Medicina

Sanità: esperta Spallanzani, lebbra in Italia malattia rara da 7 casi l’anno

di Margherita Lopes

(LaPresse) – In Italia “la lebbra è una malattia infettiva rara soggetta a notifica. Si registrano a livello nazionale circa 7 casi ogni anno: dunque non c’è allarme, nè allarmismo da fare”. Parola di Angela Corpolongo, infettivologa dello Spallanzani e presidente Simet (Società Italiana di Medicina Tropicale e Salute Globale), che interviene su LaSalute di LaPresse dopo alcune notizie di stampa su questa patologia capace di suscitare antiche paure. “Non solo si tratta di una malattia rara nel nostro Paese, ma la lebbra è anche poco contagiosa e richiede un contatto prolungato nel tempo.

Inoltre oggi la terapia è molto efficace”.

Nel nostro Paese da tempo “non ci sono casi autoctoni, l’ultimo risale al 2003. I pochissimi casi sono di importazione. Oltretutto – rileva Corpolongo, che è uno dei medici del Centro di riferimento per le malattie infettive rare della Regione Lazio – quelli che vengono contati come casi di lebbra possono essere relativi a persone che sono già state trattate e che noi prendiamo in carico con esiti della malattia: in questi casi si tratta di persone non contagiose”.

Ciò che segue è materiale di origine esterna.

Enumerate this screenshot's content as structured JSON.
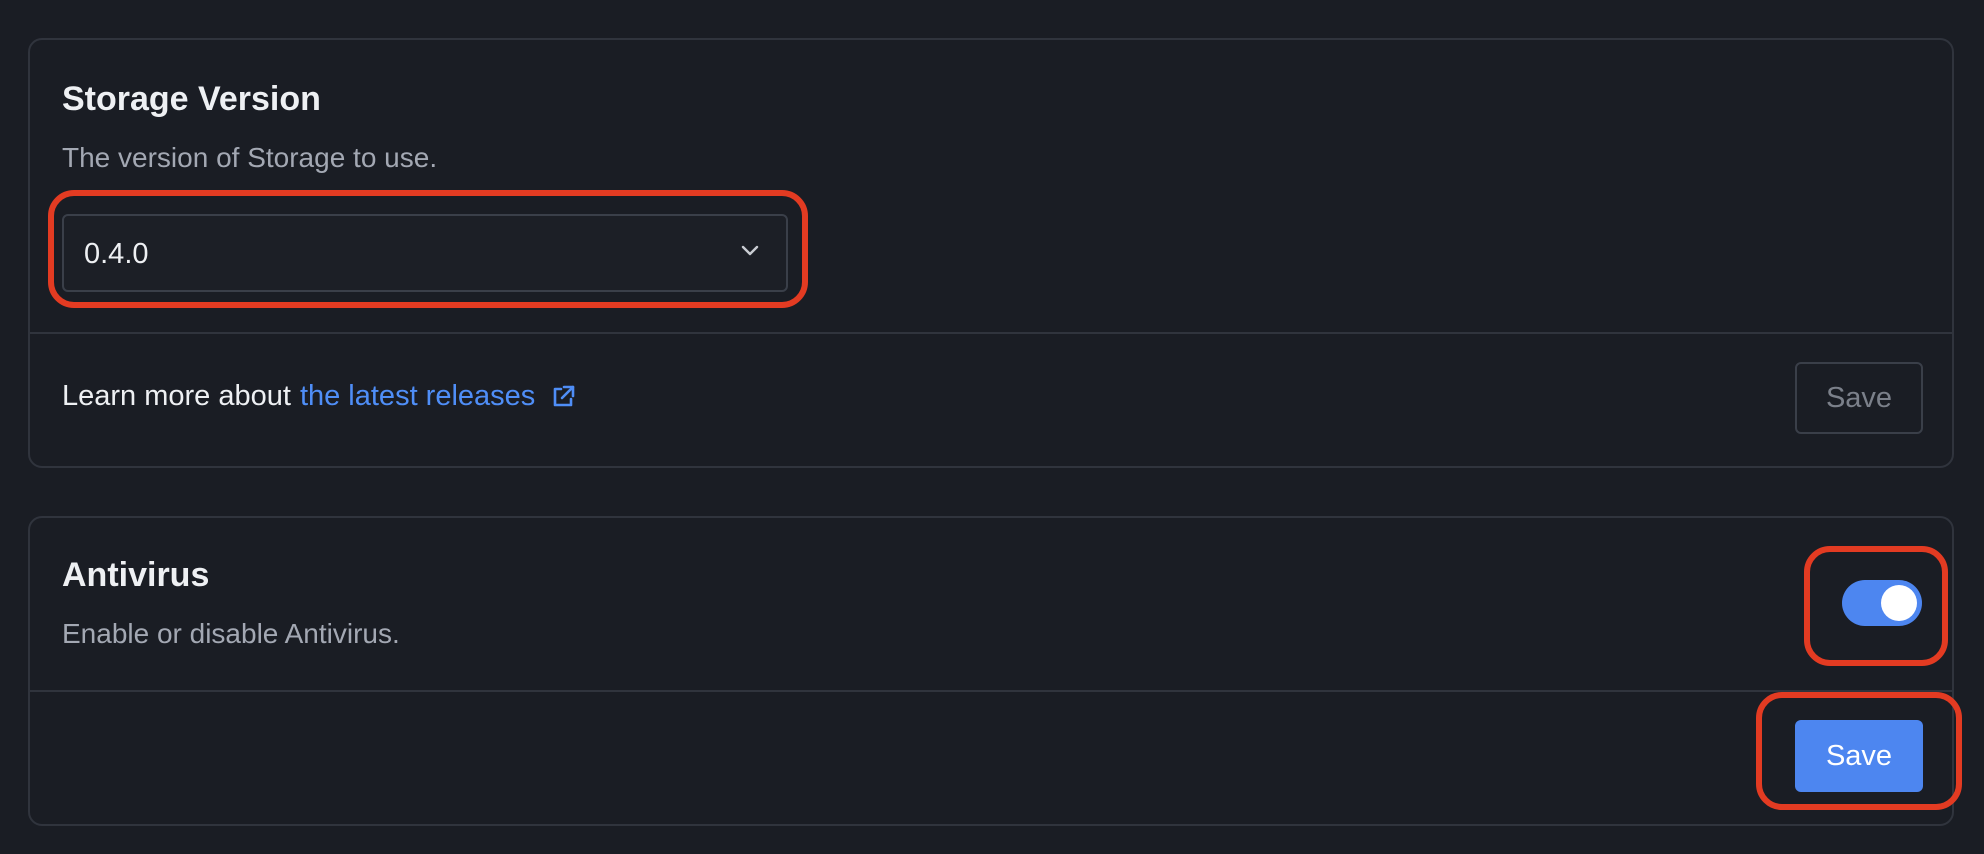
{
  "storage": {
    "title": "Storage Version",
    "description": "The version of Storage to use.",
    "selected_version": "0.4.0",
    "footer_prefix": "Learn more about",
    "footer_link": "the latest releases",
    "save_label": "Save"
  },
  "antivirus": {
    "title": "Antivirus",
    "description": "Enable or disable Antivirus.",
    "enabled": true,
    "save_label": "Save"
  },
  "colors": {
    "background": "#1a1d24",
    "accent": "#4d86f0",
    "link": "#4f8ef7",
    "annotation": "#e33b22"
  },
  "icons": [
    "chevron-down-icon",
    "external-link-icon"
  ]
}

Inoltre la contagiosità del morbo di Hansen è molto bassa, in particolare nei soggetti sani: “Il sistema immunitario normalmente contrasta la malattia”.

Questa malattia infettiva batterica cronica è causata da Mycobacterium leprae o Bacillo di Hansen. Colpisce la pelle, gli occhi, il tratto respiratorio, ma soprattutto i nervi, che tendono a perdere la sensibilità nocicettiva, cioè la loro capacità di rilevare un possibile danno all’organismo.

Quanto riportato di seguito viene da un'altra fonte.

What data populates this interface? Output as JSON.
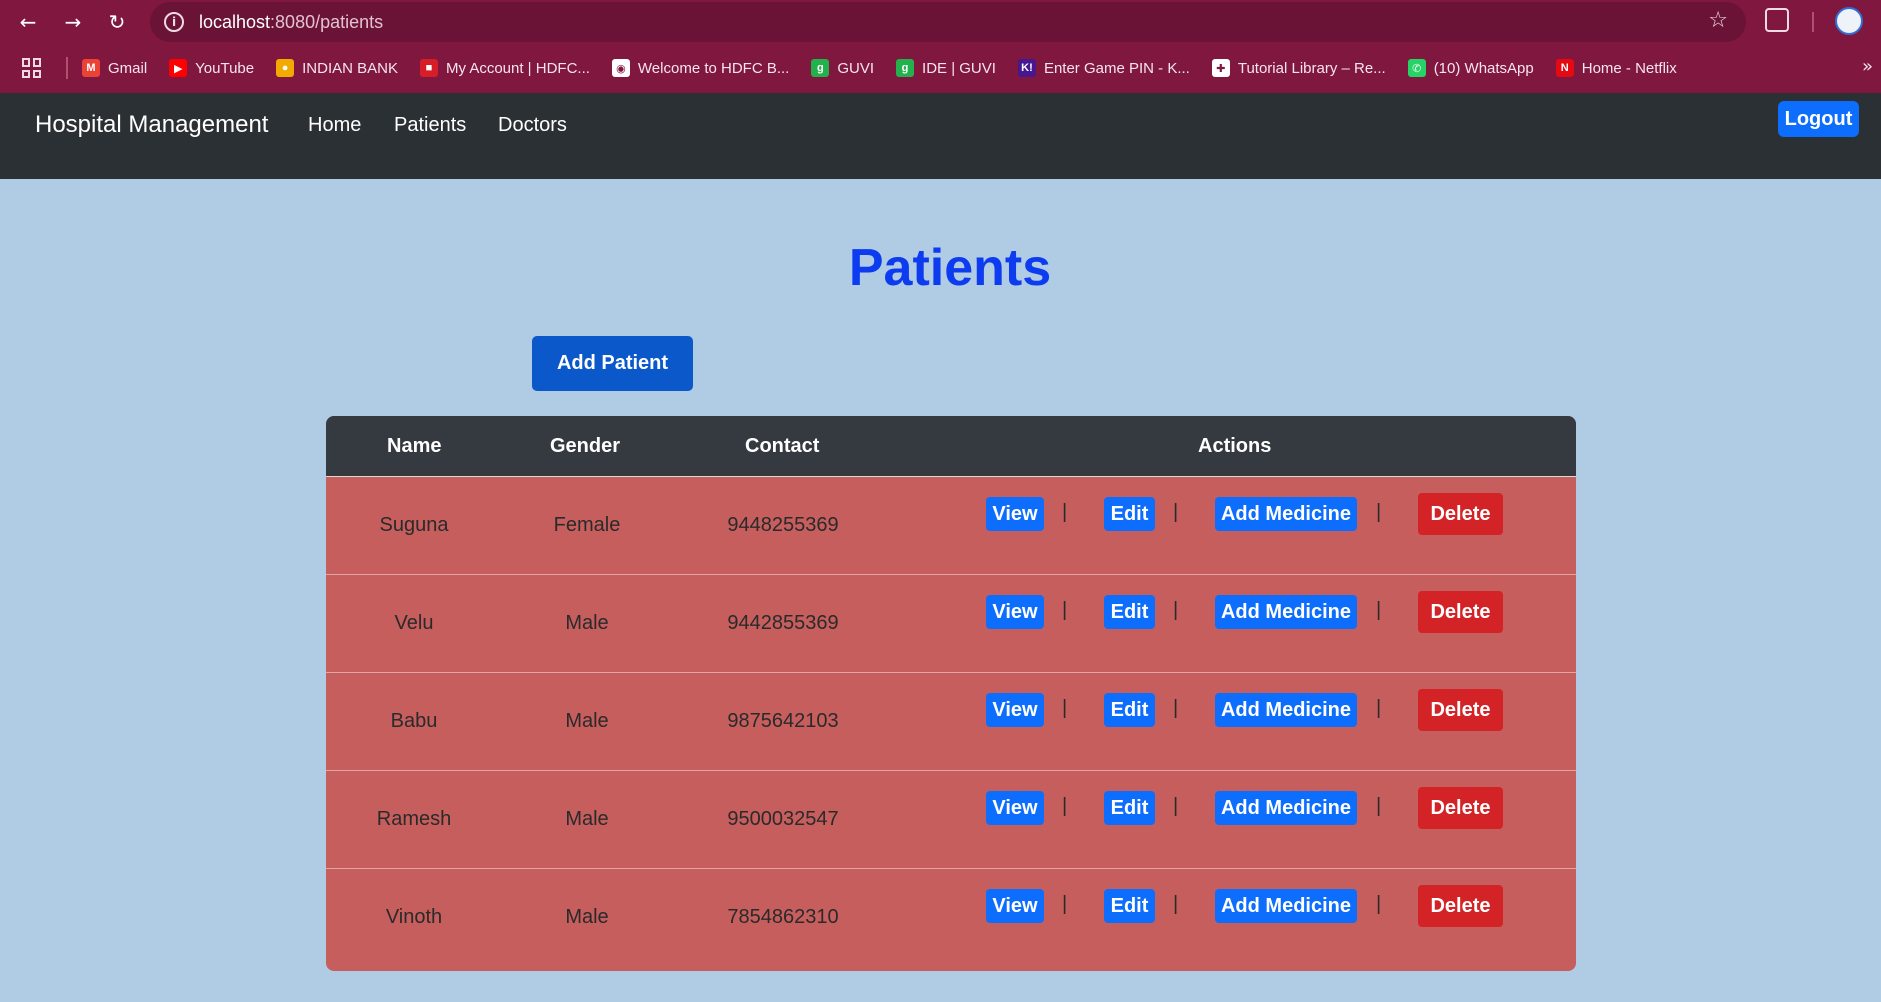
{
  "browser": {
    "url_host": "localhost",
    "url_path": ":8080/patients",
    "bookmarks": [
      {
        "label": "Gmail",
        "icon": "gmail-icon",
        "color": "#ea4335",
        "glyph": "M"
      },
      {
        "label": "YouTube",
        "icon": "youtube-icon",
        "color": "#ff0000",
        "glyph": "▶"
      },
      {
        "label": "INDIAN BANK",
        "icon": "indian-bank-icon",
        "color": "#f2a900",
        "glyph": "●"
      },
      {
        "label": "My Account | HDFC...",
        "icon": "hdfc-icon",
        "color": "#d71e28",
        "glyph": "■"
      },
      {
        "label": "Welcome to HDFC B...",
        "icon": "globe-icon",
        "color": "#ffffff",
        "glyph": "◉"
      },
      {
        "label": "GUVI",
        "icon": "guvi-icon",
        "color": "#22b14c",
        "glyph": "g"
      },
      {
        "label": "IDE | GUVI",
        "icon": "guvi-icon",
        "color": "#22b14c",
        "glyph": "g"
      },
      {
        "label": "Enter Game PIN - K...",
        "icon": "kahoot-icon",
        "color": "#46178f",
        "glyph": "K!"
      },
      {
        "label": "Tutorial Library – Re...",
        "icon": "tutorial-icon",
        "color": "#ffffff",
        "glyph": "✚"
      },
      {
        "label": "(10) WhatsApp",
        "icon": "whatsapp-icon",
        "color": "#25d366",
        "glyph": "✆"
      },
      {
        "label": "Home - Netflix",
        "icon": "netflix-icon",
        "color": "#e50914",
        "glyph": "N"
      }
    ]
  },
  "navbar": {
    "brand": "Hospital Management",
    "links": [
      "Home",
      "Patients",
      "Doctors"
    ],
    "logout_label": "Logout"
  },
  "page": {
    "title": "Patients",
    "add_patient_label": "Add Patient"
  },
  "table": {
    "headers": {
      "name": "Name",
      "gender": "Gender",
      "contact": "Contact",
      "actions": "Actions"
    },
    "rows": [
      {
        "name": "Suguna",
        "gender": "Female",
        "contact": "9448255369"
      },
      {
        "name": "Velu",
        "gender": "Male",
        "contact": "9442855369"
      },
      {
        "name": "Babu",
        "gender": "Male",
        "contact": "9875642103"
      },
      {
        "name": "Ramesh",
        "gender": "Male",
        "contact": "9500032547"
      },
      {
        "name": "Vinoth",
        "gender": "Male",
        "contact": "7854862310"
      }
    ],
    "actions": {
      "view": "View",
      "edit": "Edit",
      "add_medicine": "Add Medicine",
      "delete": "Delete",
      "separator": "|"
    }
  },
  "colors": {
    "chrome": "#80173f",
    "navbar": "#2b3035",
    "page_bg": "#b0cbe4",
    "title": "#0d3bef",
    "row_bg": "#c65e5d",
    "primary": "#0d6efd",
    "danger": "#d42327"
  }
}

Per l’esiguità dei casi, la lebbra rientra nelle malattie infettive rare e viene gestita sul territorio dai Centri di riferimento regionali. Lo Spallanzani nel Lazio dal 2005 è il Centro regionale per le malattie infettive rare. Questo cosa comporta? “La malattia viene gestita a livello territoriale dal centro di riferimento regionale.

Insomma, nonostante sia una patologia rara, in Italia ci sono le competenze specialistiche sia per la diagnosi che per la terapia”, assicura la specialista. Bisogna anche dire che, a livello globale, il trend della lebbra appare in calo: “Nel 2024 i casi si sono ridotti di circa il 5,5% rispetto al 2023, mentre i Paesi con alta endemia sono Brasile, India e Indonesia. Le persone più a rischio sono coloro che vivono assiduamente con un paziente non trattato”, ricorda Corpolongo.

“Oggi la lebbra si cura con una terapia antibiotica di associazione, in genere 3 farmaci, assunti per 6 o 12 mesi. Il paziente non è più contagioso già dalla prima somministrazione, ma continua ad essere monitorato anche dopo la fine della terapia”, conclude l’esperta dello Spallanzani.